Соловьяненко пил, но теперь уже закусывал. Евгений перешёл в решительную контратаку.

– И потом. Игорь, опять ты этот порожняк начинаешь гнать: «мы», «вы». Я тебя в быдло не записывал, а себя патрицием не считаю. Просто вовремя пристроился к теме. Так что не обижайся, что слегка наехал на тебя. Тут нужно кое-что деликатное выведать у Лизы. Для дела. Про Борьку. У них же что-то там было в молодости. А мне на днях с ним встречаться. И не просто встречаться. А вытаскивать его сюда.

– Не понимаю: зачем тебе его сюда вытаскивать? Что: надоело с местными разговаривать разговоры о высоком, и теперь решил, что можешь себе позволить за казённый счёт побаловать себя разговорами с тем, с кем вдруг приспичило пообщаться?

– А почему бы и нет?
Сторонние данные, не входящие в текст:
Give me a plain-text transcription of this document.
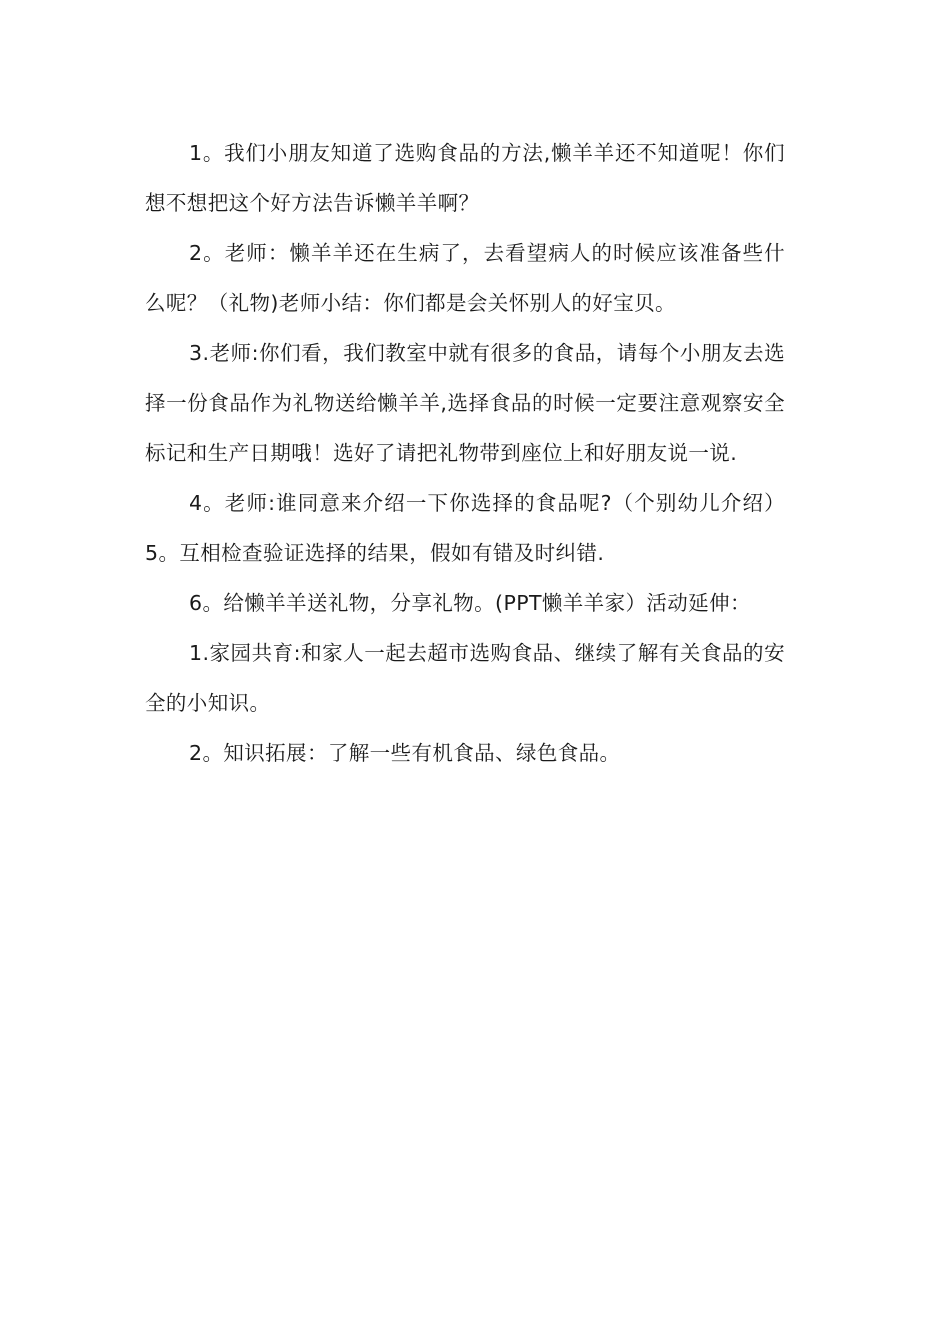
1。我们小朋友知道了选购食品的方法,懒羊羊还不知道呢！你们想不想把这个好方法告诉懒羊羊啊？

2。老师：懒羊羊还在生病了，去看望病人的时候应该准备些什么呢？（礼物)老师小结：你们都是会关怀别人的好宝贝。

3.老师:你们看，我们教室中就有很多的食品，请每个小朋友去选择一份食品作为礼物送给懒羊羊,选择食品的时候一定要注意观察安全标记和生产日期哦！选好了请把礼物带到座位上和好朋友说一说.

4。老师:谁同意来介绍一下你选择的食品呢?（个别幼儿介绍）5。互相检查验证选择的结果，假如有错及时纠错.

6。给懒羊羊送礼物，分享礼物。(PPT懒羊羊家）活动延伸：

1.家园共育:和家人一起去超市选购食品、继续了解有关食品的安全的小知识。

2。知识拓展：了解一些有机食品、绿色食品。
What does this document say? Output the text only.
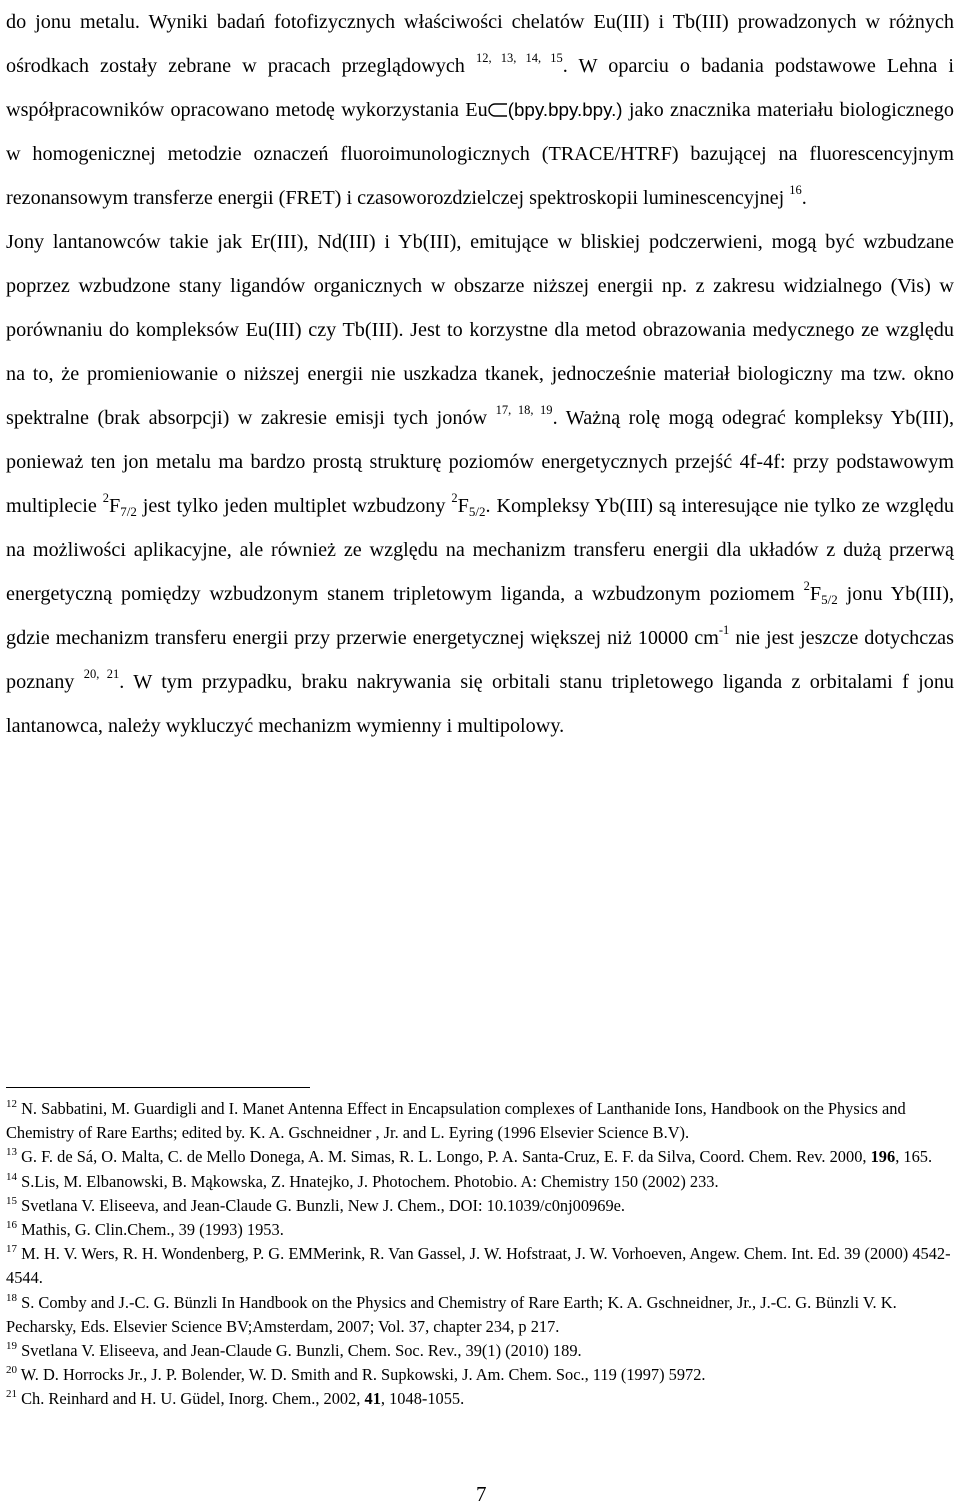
do jonu metalu. Wyniki badań fotofizycznych właściwości chelatów Eu(III) i Tb(III) prowadzonych w różnych ośrodkach zostały zebrane w pracach przeglądowych $^{12, 13, 14, 15}$. W oparciu o badania podstawowe Lehna i współpracowników opracowano metodę wykorzystania Eu (bpy.bpy.bpy.) jako znacznika materiału biologicznego w homogenicznej metodzie oznaczeń fluoroimunologicznych (TRACE/HTRF) bazującej na fluorescencyjnym rezonansowym transferze energii (FRET) i czasoworozdzielczej spektroskopii luminescencyjnej $^{16}$.

Jony lantanowców takie jak Er(III), Nd(III) i Yb(III), emitujące w bliskiej podczerwieni, mogą być wzbudzane poprzez wzbudzone stany ligandów organicznych w obszarze niższej energii np. z zakresu widzialnego (Vis) w porównaniu do kompleksów Eu(III) czy Tb(III). Jest to korzystne dla metod obrazowania medycznego ze względu na to, że promieniowanie o niższej energii nie uszkadza tkanek, jednocześnie materiał biologiczny ma tzw. okno spektralne (brak absorpcji) w zakresie emisji tych jonów $^{17, 18, 19}$. Ważną rolę mogą odegrać kompleksy Yb(III), ponieważ ten jon metalu ma bardzo prostą strukturę poziomów energetycznych przejść 4f-4f: przy podstawowym multiplecie $^2F_{7/2}$ jest tylko jeden multiplet wzbudzony $^2F_{5/2}$. Kompleksy Yb(III) są interesujące nie tylko ze względu na możliwości aplikacyjne, ale również ze względu na mechanizm transferu energii dla układów z dużą przerwą energetyczną pomiędzy wzbudzonym stanem tripletowym liganda, a wzbudzonym poziomem $^2F_{5/2}$ jonu Yb(III), gdzie mechanizm transferu energii przy przerwie energetycznej większej niż 10000 $cm^{-1}$ nie jest jeszcze dotychczas poznany $^{20, 21}$. W tym przypadku, braku nakrywania się orbitali stanu tripletowego liganda z orbitalami f jonu lantanowca, należy wykluczyć mechanizm wymienny i multipolowy.

$^{12}$ N. Sabbatini, M. Guardigli and I. Manet Antenna Effect in Encapsulation complexes of Lanthanide Ions, Handbook on the Physics and Chemistry of Rare Earths; edited by. K. A. Gschneidner , Jr. and L. Eyring (1996 Elsevier Science B.V).

$^{13}$ G. F. de Sá, O. Malta, C. de Mello Donega, A. M. Simas, R. L. Longo, P. A. Santa-Cruz, E. F. da Silva, Coord. Chem. Rev. 2000, 196, 165.

$^{14}$ S.Lis, M. Elbanowski, B. Mąkowska, Z. Hnatejko, J. Photochem. Photobio. A: Chemistry 150 (2002) 233.

$^{15}$ Svetlana V. Eliseeva, and Jean-Claude G. Bunzli, New J. Chem., DOI: 10.1039/c0nj00969e.

$^{16}$ Mathis, G. Clin.Chem., 39 (1993) 1953.

$^{17}$ M. H. V. Wers, R. H. Wondenberg, P. G. EMMerink, R. Van Gassel, J. W. Hofstraat, J. W. Vorhoeven, Angew. Chem. Int. Ed. 39 (2000) 4542-4544.

$^{18}$ S. Comby and J.-C. G. Bünzli In Handbook on the Physics and Chemistry of Rare Earth; K. A. Gschneidner, Jr., J.-C. G. Bünzli V. K. Pecharsky, Eds. Elsevier Science BV;Amsterdam, 2007; Vol. 37, chapter 234, p 217.

$^{19}$ Svetlana V. Eliseeva, and Jean-Claude G. Bunzli, Chem. Soc. Rev., 39(1) (2010) 189.

$^{20}$ W. D. Horrocks Jr., J. P. Bolender, W. D. Smith and R. Supkowski, J. Am. Chem. Soc., 119 (1997) 5972.

$^{21}$ Ch. Reinhard and H. U. Güdel, Inorg. Chem., 2002, 41, 1048-1055.

7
Если за казённый счёт!

Бородецкий засмеялся, упиваясь ролью показного циника, и налил, наконец, себе.

– И это тоже есть. Когда денег нет, думаешь только про то, где бы чего пожрать. Голодные везде одинаковы. А вот серьёзно отличаются между собой именно сытые. Сытость – вот момент истины. Кто как потратит свой лишний шиллинг. Или шекель! Но ещё больше различаются между собою те, кто по-разному тратят шекели казённые!

Бородецкий махнул водочку и продолжил:

– Если серьёзно, то Борька же тоже занимается полигоналкой. Так что, вытащив его сюда, я решу одним махом несколько проблем. Отыграю очередной акт пиара «Мёбиуса»; обрету человека, с которым вот уже несколько десятков лет хотел бы поиграть всякие песни и пляски; и, наконец, наша лаба в «эс-би-би» получит исследователя, которому есть, что сказать по существу изучаемой нами проблемы.

Заодно попробую отыскать одного дедулю, который владеет какими-то записями по длинным черепам и полигоналке. Записями, сделанными ещё до Второй Мировой. Причём, дед серьёзный. Никаких сканов, никакого электричества, никакой цифры. Только аналоговые носители. Только фотокопии дневников.